Is Elastane Safe to Wear?

Yes, it is safe to wear. Genuine elastane allergies are very rare. If there has been a reaction to elastane, it is usually due to the processing and finishing chemicals involved in its construction.

However, if an elastane garment is mixed with latex, this could be a cause of concern for those with latex allergies.

Does Elastane Keep You Warm?

No, elastane cannot keep you warm. Elastane does not have the insulation properties that keep your body heat close to yourself. This is because the fabric is too thin and allows your body heat to escape.

Can Elastane Go in the Dryer?

It’s best not to put elastane garments in the dryer because the heat has a damaging effect on its fibers. It’s best to use air drying methods, but take care not to leave the garment under direct sunlight because it has the same heat-damaging effect.

Is Elastane Stretchy?

Yes, elastane is a stretchy fabric that is popularly used in activewear. It not only adds stretch, but it adds strength to the fabric it is woven into.

Contrary to what you may think, adding more elastane to a fabric does not make it stretchier – just stiffer! The strength of elastane is what makes it possible to stretch beyond other fabrics can.

Is Elastane Sustainable?

Because Elastane is a chemically-produced synthetic fabric, it is not considered sustainable.

It is also no-recyclable. In fact, in order to get the same stretchy quality of Elastane, it is sometimes blended with other fibers, making those garments even harder to recycle.

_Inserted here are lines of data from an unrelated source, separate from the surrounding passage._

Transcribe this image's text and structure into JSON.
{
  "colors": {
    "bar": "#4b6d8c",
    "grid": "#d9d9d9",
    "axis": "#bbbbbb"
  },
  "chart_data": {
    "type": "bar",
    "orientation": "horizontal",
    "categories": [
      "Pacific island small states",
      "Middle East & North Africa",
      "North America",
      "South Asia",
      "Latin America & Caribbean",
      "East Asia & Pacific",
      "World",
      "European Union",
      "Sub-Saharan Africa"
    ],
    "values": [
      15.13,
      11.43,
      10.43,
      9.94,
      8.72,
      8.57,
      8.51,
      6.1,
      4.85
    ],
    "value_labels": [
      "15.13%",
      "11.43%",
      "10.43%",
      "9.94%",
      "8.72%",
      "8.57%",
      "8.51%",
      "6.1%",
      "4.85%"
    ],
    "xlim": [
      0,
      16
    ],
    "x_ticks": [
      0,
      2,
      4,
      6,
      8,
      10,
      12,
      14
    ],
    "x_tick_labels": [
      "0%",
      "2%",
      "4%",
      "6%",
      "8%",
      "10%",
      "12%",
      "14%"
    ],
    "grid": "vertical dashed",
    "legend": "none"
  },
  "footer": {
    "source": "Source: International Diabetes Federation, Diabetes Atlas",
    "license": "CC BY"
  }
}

It is also difficult to mend as it loses its stretchability when sewn, making it likely to be thrown away once used.

Main Care Rules for Elastane

While Elastane is a hardy fabric, there are some things you can do to make them last longer.

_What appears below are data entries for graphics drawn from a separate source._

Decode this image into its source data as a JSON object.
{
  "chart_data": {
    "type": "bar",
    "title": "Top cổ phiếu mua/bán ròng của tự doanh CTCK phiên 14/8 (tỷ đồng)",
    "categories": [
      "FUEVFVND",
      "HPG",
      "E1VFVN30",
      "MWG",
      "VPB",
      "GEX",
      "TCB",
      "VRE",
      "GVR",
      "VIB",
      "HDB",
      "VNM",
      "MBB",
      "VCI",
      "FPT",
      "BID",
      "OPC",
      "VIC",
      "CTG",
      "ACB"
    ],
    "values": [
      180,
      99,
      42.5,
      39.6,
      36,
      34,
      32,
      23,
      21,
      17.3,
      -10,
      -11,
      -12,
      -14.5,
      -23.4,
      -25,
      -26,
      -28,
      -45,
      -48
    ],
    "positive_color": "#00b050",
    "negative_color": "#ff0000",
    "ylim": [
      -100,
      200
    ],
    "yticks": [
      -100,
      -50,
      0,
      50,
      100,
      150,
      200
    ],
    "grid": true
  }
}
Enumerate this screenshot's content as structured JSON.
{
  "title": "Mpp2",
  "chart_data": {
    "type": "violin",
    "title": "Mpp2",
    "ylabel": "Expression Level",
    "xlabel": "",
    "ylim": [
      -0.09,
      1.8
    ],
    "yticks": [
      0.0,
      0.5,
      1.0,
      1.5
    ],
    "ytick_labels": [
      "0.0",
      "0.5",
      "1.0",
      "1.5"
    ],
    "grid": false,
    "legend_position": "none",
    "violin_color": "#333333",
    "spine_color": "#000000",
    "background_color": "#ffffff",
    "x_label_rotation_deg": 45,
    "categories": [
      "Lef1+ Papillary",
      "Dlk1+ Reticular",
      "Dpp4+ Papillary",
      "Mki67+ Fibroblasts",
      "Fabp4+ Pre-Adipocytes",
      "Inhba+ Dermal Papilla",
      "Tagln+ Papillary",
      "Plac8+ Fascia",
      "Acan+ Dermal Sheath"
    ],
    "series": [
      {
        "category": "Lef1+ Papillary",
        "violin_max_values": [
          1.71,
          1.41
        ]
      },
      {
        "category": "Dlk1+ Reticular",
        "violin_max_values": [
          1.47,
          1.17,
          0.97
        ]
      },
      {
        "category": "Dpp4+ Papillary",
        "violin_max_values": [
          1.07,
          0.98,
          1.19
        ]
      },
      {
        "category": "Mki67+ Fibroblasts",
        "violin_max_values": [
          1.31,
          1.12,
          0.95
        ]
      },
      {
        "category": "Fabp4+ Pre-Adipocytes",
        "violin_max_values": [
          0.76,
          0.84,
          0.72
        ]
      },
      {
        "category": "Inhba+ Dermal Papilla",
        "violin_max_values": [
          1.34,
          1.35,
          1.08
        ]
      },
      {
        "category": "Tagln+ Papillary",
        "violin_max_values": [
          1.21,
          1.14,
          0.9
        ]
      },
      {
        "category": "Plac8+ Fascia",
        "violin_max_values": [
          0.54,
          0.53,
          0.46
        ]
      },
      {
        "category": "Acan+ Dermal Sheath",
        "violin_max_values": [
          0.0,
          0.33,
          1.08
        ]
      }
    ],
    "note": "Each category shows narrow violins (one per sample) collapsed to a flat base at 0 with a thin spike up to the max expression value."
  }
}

You can hand wash or machine wash Elastane, provided that you use lukewarm water and a gentle non-bleach detergent.

When drying Elastane, never use the machine tumble dryer. Air-dry instead without putting it directly underneath the sun. If you have to iron the garment, use the lowest setting possible.

How Does Elastane Fabric Impact the Environment?

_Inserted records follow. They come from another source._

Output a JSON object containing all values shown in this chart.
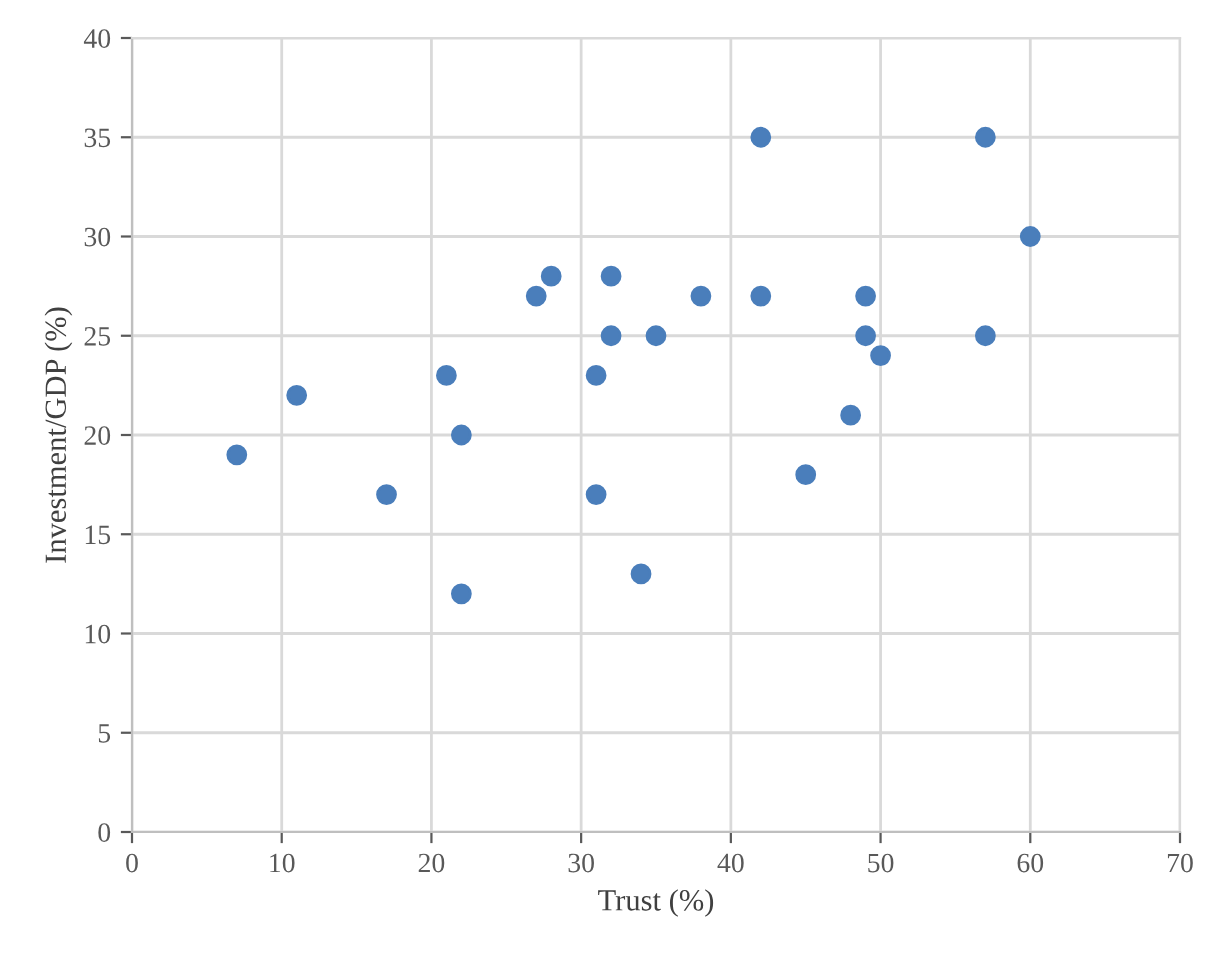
{
  "chart_data": {
    "type": "scatter",
    "xlabel": "Trust (%)",
    "ylabel": "Investment/GDP (%)",
    "x": [
      7,
      11,
      17,
      21,
      22,
      22,
      27,
      28,
      31,
      31,
      32,
      32,
      34,
      35,
      38,
      42,
      42,
      45,
      48,
      49,
      49,
      50,
      57,
      57,
      60
    ],
    "series": [
      {
        "color": "#4a7ebb",
        "values": [
          19,
          22,
          17,
          23,
          20,
          12,
          27,
          28,
          23,
          17,
          28,
          25,
          13,
          25,
          27,
          35,
          27,
          18,
          21,
          27,
          25,
          24,
          35,
          25,
          30
        ]
      }
    ],
    "xlim": [
      0,
      70
    ],
    "xticks": [
      0,
      10,
      20,
      30,
      40,
      50,
      60,
      70
    ],
    "ylim": [
      0,
      40
    ],
    "yticks": [
      0,
      5,
      10,
      15,
      20,
      25,
      30,
      35,
      40
    ],
    "grid": true,
    "marker": "circle",
    "legend": false
  }
}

Since elastane is a synthetic fabric that is similar to polyester. They are made from fossil fuels, which release greenhouse gases into the atmosphere. These are gases responsible for climate change.

Elastane is also non-recyclable and requires a number of water-polluting chemicals in its production. Elastane is not very good for the environment unless people use and make their elastane garments last longer.


Elastane is a flexible fabric in more ways than one: it is used in athletics and activewear, and a whole range of industries, and it is flexible on the human body. Many things can be accomplished thanks to the invention and innovation of elastane.